# Fisherman's Island Reds



## fisherman (Feb 20, 2002)

We're planning to fish Fisherman's Island for big reds on Saturday if the weather cooperates. We'll meet at the park-and-ride at the CBBT around 7:30. Reach the shore around 9 and launch around high tide. Ride the tide out, fish through the low, then ride the tide home around dark. Fishing medium/heavy casting gear with Carolina rigs (1 - 2 ounce eggsinker, 2 feet of leader, 8/0 circle hook) and live peeler crabs. At low tide, we're going to try to surf fish for the red bastages with 13 foot heavers and 8 ounce sinkers and fishfinder rigs. Who's up? Pre-requisite: should be able to paddle 15 miles, have extensive knowledge of the surf, and have full electronics (VHF, GPS, Fishfinder). 

Give a call if interested.

Ric
289-5136


----------



## VMIFishingRat (May 10, 2006)

Sounds Awesome....

Unfornatley (don't mind my speelin at 1 am), I have to wait a week before Wild River Outfitters is ready to commision my "Red Neck Yacht" as I affectionaly call it (no-offense to fellow "yackers")

I've been plannin on trying a yak trip with my brother some time this summer to smith island, or Fisherman's... Figured it'd be neat to get closer than i have been able to by my searay...(Which is a LOUSY Fishing Boat) no matter how many hole you drill in the bulkheads for rods


----------



## jay b (Dec 1, 2002)

Ric you're killin' me, I'd love to go but a dinner date with the wife and Sister-in-laws and husbands that was planned weeks ago to celebrate one of their 40th birthdays at Todd Jurich's is one of those things you don't even think about missing if you want to keep peace in the house.  

Good luck and I hope you guys slay them, Maybe next time, keep me posted.

Oh yeah, 15 mis. ?? I thought it was only 3 one way. Where else you planning on going ??


----------



## fisherman (Feb 20, 2002)

Don't worry fellas, this is just the maiden voyage; the season is only just getting underway. The paddle out is atleast 4 miles then we'll spend 12 hours fishing and probably cover another 6 to 8 miles in the surf before paddling back 4. It all adds up. I don't mean to be exclusive, just realistic. This ain't no walk in the park.


----------



## Fishbreath (Nov 11, 2004)

Ric, 

This trip you're planning sounds like a blast!!!  Tell me more about how you plan to carry your surf heavers on the yak in addition to your casting gear you will use from the yak. Sounds like you have your yak set up nicely. I'm looking to purchase mine soon and am trying to see what all I need and how to situate it. Good luck out there. Is Bruce going with you?

Milt


----------



## AL_N_VB (Apr 3, 2002)

Jus don't keep up with Ric.

Sum beech will have you following him to the other side of the island .....

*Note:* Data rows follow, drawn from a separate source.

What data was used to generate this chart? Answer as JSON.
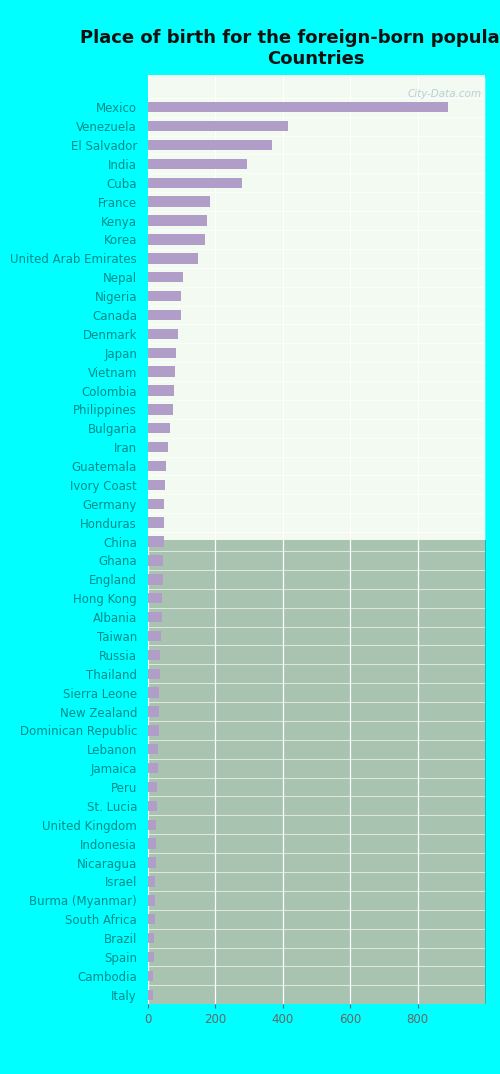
{
  "title": "Place of birth for the foreign-born population -\nCountries",
  "categories": [
    "Mexico",
    "Venezuela",
    "El Salvador",
    "India",
    "Cuba",
    "France",
    "Kenya",
    "Korea",
    "United Arab Emirates",
    "Nepal",
    "Nigeria",
    "Canada",
    "Denmark",
    "Japan",
    "Vietnam",
    "Colombia",
    "Philippines",
    "Bulgaria",
    "Iran",
    "Guatemala",
    "Ivory Coast",
    "Germany",
    "Honduras",
    "China",
    "Ghana",
    "England",
    "Hong Kong",
    "Albania",
    "Taiwan",
    "Russia",
    "Thailand",
    "Sierra Leone",
    "New Zealand",
    "Dominican Republic",
    "Lebanon",
    "Jamaica",
    "Peru",
    "St. Lucia",
    "United Kingdom",
    "Indonesia",
    "Nicaragua",
    "Israel",
    "Burma (Myanmar)",
    "South Africa",
    "Brazil",
    "Spain",
    "Cambodia",
    "Italy"
  ],
  "values": [
    890,
    415,
    370,
    295,
    280,
    185,
    175,
    170,
    150,
    105,
    100,
    98,
    90,
    85,
    80,
    78,
    75,
    68,
    60,
    55,
    52,
    50,
    50,
    48,
    47,
    45,
    43,
    42,
    40,
    38,
    37,
    35,
    34,
    33,
    32,
    30,
    29,
    27,
    26,
    25,
    24,
    23,
    22,
    21,
    20,
    18,
    17,
    15
  ],
  "bar_color": "#b09ec9",
  "bg_color": "#00ffff",
  "plot_bg_top": "#f0faf0",
  "plot_bg_bottom": "#dff2df",
  "title_color": "#111111",
  "label_color": "#008b8b",
  "tick_color": "#666666",
  "xlim": [
    0,
    1000
  ],
  "xticks": [
    0,
    200,
    400,
    600,
    800
  ],
  "title_fontsize": 13,
  "label_fontsize": 8.5,
  "tick_fontsize": 8.5,
  "watermark": "City-Data.com"
}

Those with the will power will be handsomely rewarded...those that have not been baptised by the Drum in the yak..will


----------



## jay b (Dec 1, 2002)

That's why I asked you to keep us posted on the next trip. With that school of big Drum that are still in HI the fishing here should be going on for a while.  

Maybe by then the new Yak, whatever I decide on going with, will be ready for the trip.


----------



## AndyMedic (Mar 22, 2003)

that does sound like a blast


----------



## bbcroaker (Jan 6, 2005)

jay b said:


> That's why I asked you to keep us posted on the next trip. With that school of big Drum that are still in HI the fishing here should be going on for a while.
> 
> Maybe by then the new Yak, whatever I decide on going with, will be ready for the trip.


Shucks Jayb I thought you'd be heading to the yak store and pick up your new one as soon as you tied the Heritage down on my truck and I dissapeared with it around the corner.


----------



## jay b (Dec 1, 2002)

Werner,if anyone had what I wanted you'd be right. The 14' Liquid Logic Manta Ray, which isn't in production yet or the Heritage Redfish 14' is what I plan on going with. It's just a matter of who's available first.


----------



## bbcroaker (Jan 6, 2005)

LoL I (hear ) read ya Hope it happens for you soon.


----------